4. Aux termes de l'article L. 811-2 du code de l'entrée et du séjour des étrangers et du droit d'asile : " La vérification de tout acte d'état civil étranger est effectuée dans les conditions définies par l'article 47 du code civil. (...) ". Aux termes de l'article 47 du code civil : " Tout acte de l'état civil des Français et des étrangers fait en pays étranger et rédigé dans les formes usitées dans ce pays fait foi, sauf si d'autres actes ou pièces détenus, des données extérieures ou des éléments tirés de l'acte lui-même établissent, le cas échéant après toutes vérifications utiles, que cet acte est irrégulier, falsifié ou que les faits qui y sont déclarés ne correspondent pas à la réalité. (...) ". Il résulte de ces dispositions que la force probante d'un acte d'état civil établi à l'étranger peut être combattue par tout moyen susceptible d'établir que l'acte en cause est irrégulier, falsifié ou inexact. En cas de contestation par l'administration de la valeur probante d'un acte d'état civil établi à l'étranger, il appartient au juge administratif de former sa conviction au vu de l'ensemble des éléments produits par les parties.
5. II n'appartient pas aux autorités administratives françaises de mettre en doute le bien-fondé d'une décision rendue par une autorité juridictionnelle étrangère, hormis le cas où le jugement produit aurait un caractère frauduleux.

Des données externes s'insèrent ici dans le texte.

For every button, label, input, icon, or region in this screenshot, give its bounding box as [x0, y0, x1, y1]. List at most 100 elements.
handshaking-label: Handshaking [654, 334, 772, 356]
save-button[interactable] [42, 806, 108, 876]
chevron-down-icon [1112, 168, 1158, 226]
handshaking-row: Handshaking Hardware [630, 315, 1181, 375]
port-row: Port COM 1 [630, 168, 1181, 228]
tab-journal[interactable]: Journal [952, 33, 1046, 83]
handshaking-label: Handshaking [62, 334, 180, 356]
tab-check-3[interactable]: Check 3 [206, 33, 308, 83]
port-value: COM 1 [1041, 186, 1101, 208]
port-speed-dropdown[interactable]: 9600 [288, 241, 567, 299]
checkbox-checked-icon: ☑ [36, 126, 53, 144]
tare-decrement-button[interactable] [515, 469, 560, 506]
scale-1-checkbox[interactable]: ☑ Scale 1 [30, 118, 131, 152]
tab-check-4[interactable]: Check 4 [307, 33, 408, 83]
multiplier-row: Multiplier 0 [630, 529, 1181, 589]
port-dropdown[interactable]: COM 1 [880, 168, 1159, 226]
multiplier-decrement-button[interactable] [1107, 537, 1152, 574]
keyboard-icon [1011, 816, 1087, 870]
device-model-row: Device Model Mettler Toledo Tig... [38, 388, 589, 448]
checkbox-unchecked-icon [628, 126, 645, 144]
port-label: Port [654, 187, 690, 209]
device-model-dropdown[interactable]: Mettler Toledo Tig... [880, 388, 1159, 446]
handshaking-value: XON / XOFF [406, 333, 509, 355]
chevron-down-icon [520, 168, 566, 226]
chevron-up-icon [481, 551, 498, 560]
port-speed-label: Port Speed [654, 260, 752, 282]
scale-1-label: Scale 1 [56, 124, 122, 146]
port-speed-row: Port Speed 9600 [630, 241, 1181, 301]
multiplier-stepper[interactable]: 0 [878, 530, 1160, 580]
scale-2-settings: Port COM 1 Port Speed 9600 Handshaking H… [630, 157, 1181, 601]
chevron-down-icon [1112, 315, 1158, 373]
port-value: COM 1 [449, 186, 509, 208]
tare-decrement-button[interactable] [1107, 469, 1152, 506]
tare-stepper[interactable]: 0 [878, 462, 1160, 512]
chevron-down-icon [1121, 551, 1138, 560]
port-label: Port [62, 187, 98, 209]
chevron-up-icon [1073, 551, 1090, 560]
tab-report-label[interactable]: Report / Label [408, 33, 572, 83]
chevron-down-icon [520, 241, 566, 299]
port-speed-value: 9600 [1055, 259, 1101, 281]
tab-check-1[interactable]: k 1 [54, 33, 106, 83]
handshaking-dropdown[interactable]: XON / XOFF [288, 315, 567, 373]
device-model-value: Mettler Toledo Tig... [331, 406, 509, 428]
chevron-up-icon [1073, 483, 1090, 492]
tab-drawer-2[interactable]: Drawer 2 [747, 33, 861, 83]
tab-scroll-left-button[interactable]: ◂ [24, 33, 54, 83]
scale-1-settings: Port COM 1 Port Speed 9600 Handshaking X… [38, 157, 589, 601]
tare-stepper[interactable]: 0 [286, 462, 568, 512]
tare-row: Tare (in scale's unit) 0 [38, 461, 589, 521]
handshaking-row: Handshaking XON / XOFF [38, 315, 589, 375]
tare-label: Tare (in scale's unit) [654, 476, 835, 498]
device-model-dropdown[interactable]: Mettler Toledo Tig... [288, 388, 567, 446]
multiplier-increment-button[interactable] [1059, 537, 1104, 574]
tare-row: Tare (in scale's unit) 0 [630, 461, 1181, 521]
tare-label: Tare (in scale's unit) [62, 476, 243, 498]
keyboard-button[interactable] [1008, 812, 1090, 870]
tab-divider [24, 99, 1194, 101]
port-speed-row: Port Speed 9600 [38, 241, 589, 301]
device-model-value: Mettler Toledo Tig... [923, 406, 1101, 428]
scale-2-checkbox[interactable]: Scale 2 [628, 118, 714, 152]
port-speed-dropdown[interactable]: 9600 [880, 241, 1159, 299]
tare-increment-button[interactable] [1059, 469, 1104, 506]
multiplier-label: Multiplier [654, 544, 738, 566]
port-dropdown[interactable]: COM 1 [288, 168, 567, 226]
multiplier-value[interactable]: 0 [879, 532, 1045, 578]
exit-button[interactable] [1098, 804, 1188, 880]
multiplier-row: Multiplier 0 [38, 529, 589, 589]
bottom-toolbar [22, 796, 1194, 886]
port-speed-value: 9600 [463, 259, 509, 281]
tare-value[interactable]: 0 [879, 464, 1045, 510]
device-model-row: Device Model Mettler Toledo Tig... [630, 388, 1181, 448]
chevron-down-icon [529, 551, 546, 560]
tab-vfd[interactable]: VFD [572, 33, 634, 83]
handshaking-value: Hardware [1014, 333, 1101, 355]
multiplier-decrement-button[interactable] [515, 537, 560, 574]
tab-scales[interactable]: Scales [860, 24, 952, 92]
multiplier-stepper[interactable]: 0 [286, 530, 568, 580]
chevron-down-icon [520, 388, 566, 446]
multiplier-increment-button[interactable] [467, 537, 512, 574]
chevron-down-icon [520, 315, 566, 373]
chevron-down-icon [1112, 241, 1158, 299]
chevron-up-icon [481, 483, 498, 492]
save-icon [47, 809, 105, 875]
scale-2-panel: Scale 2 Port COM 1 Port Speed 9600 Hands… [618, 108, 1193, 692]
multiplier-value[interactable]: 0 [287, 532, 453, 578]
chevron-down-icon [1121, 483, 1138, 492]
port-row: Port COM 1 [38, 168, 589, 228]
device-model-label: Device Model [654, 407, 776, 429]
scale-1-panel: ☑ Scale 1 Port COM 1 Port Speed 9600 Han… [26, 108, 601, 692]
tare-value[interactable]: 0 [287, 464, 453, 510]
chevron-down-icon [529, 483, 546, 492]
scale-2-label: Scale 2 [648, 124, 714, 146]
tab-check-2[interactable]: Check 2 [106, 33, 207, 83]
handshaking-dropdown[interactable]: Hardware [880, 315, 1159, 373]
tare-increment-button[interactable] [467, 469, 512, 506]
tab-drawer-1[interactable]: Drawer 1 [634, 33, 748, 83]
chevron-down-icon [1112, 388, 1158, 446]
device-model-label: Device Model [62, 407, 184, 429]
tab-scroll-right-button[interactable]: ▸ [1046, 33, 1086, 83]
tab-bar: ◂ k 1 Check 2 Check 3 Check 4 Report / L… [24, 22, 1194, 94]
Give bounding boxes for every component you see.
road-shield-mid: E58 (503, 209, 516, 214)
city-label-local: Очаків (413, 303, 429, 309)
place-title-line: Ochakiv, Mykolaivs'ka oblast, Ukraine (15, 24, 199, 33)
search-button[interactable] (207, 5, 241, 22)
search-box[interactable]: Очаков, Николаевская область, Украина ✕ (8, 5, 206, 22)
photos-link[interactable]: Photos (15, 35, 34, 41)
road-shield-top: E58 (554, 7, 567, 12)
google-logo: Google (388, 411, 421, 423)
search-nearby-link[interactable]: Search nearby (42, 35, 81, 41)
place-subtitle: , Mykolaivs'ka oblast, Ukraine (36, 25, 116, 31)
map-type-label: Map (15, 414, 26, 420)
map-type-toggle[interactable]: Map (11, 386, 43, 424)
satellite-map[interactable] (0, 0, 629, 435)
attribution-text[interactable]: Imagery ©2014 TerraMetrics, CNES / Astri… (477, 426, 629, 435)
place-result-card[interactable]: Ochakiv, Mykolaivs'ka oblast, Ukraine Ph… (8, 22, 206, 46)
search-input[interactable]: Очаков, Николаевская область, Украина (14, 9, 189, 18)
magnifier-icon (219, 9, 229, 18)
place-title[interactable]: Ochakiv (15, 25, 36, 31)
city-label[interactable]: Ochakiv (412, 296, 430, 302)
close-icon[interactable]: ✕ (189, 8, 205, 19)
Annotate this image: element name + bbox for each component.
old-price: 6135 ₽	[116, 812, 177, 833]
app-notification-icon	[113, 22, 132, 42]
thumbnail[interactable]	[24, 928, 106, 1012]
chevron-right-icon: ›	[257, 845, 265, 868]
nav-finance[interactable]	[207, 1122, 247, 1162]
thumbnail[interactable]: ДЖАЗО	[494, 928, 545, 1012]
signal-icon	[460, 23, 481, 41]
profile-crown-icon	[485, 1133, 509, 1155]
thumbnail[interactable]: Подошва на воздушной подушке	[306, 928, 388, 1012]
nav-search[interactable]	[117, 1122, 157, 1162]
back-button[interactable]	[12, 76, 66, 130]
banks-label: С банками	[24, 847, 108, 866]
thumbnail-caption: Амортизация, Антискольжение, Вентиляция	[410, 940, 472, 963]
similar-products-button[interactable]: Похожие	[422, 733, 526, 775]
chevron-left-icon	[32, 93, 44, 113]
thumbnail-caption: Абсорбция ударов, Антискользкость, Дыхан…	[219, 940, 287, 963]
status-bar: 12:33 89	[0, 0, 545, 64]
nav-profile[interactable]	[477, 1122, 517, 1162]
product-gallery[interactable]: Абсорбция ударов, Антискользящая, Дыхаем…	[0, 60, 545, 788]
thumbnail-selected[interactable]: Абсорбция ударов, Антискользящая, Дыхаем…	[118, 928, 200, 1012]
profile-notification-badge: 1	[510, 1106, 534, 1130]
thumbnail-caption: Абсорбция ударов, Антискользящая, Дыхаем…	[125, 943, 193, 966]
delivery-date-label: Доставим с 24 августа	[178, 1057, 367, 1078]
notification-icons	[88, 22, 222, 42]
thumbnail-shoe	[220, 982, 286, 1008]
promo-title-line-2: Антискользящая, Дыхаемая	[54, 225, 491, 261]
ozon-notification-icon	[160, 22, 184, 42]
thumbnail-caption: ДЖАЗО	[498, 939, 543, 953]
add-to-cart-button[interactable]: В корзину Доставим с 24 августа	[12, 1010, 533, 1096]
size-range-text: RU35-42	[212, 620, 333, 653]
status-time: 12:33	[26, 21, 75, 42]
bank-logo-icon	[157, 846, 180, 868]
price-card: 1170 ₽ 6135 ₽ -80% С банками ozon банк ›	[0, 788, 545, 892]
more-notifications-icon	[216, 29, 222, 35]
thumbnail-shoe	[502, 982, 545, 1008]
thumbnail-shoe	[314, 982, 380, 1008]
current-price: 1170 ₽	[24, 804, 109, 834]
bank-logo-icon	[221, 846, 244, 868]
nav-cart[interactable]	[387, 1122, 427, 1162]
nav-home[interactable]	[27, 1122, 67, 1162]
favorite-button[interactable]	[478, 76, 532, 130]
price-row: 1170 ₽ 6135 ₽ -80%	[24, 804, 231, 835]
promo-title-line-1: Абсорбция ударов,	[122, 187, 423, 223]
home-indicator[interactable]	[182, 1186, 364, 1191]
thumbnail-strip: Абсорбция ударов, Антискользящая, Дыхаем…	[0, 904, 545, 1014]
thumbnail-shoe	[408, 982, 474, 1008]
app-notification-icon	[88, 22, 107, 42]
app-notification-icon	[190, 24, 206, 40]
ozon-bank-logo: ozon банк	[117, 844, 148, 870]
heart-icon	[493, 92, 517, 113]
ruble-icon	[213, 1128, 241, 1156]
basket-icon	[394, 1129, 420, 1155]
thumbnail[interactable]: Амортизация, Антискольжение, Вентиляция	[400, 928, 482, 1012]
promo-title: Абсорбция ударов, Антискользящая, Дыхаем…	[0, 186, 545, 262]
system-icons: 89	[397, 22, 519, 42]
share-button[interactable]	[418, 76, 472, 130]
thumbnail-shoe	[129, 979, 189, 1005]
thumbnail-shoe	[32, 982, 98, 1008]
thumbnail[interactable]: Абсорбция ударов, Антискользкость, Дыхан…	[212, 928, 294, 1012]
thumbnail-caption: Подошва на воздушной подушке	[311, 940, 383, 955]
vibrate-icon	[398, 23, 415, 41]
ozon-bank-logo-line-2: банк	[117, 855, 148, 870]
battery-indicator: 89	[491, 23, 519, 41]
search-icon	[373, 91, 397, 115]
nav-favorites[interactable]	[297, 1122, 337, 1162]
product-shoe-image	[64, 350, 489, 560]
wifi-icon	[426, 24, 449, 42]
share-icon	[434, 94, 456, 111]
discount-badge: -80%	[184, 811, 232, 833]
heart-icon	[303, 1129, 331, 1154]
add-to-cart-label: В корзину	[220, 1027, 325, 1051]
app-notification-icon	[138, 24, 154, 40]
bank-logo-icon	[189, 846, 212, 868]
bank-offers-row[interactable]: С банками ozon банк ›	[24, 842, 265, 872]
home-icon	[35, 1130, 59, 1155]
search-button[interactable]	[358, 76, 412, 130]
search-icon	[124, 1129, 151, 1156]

6. D'une part, pour justifier de l'identité et du lien de filiation de M. B... J... A..., et des jeunes G... A..., F... A... et I... A..., ont été produits les copies des actes de naissance n°s 1289/19, 1292/19, 1297/19 et 1272/19, établis les 5, 6 et 7 août 2019 par l'officier d'état civil de la commune de Bangui, en transcription de jugements supplétifs rendus les 20 juin et 30 juillet 2019. Ces documents font état des noms et prénoms des enfants, de leurs dates et lieux de naissance et des noms, prénoms et professions du père et de la mère. La circonstance que les jugements supplétifs transcrits n'aient pas été produits par les demandeurs ne suffit pas à établir que les actes de naissance présenteraient un caractère irrégulier, falsifié ou inexact. Par ailleurs les énonciations contenues dans ces documents sont conformes aux déclarations faites par M. A... devant l'Office français de protection des réfugiés et apatrides ainsi qu'aux mentions figurant sur les passeports des intéressés. Au surplus, les demandeurs de visa ont également produit la copie intégrale des actes de reconnaissance de chacun des enfants par M. A..., établis le 1er août 2018 par l'officier d'état civil de la ville de Nantes.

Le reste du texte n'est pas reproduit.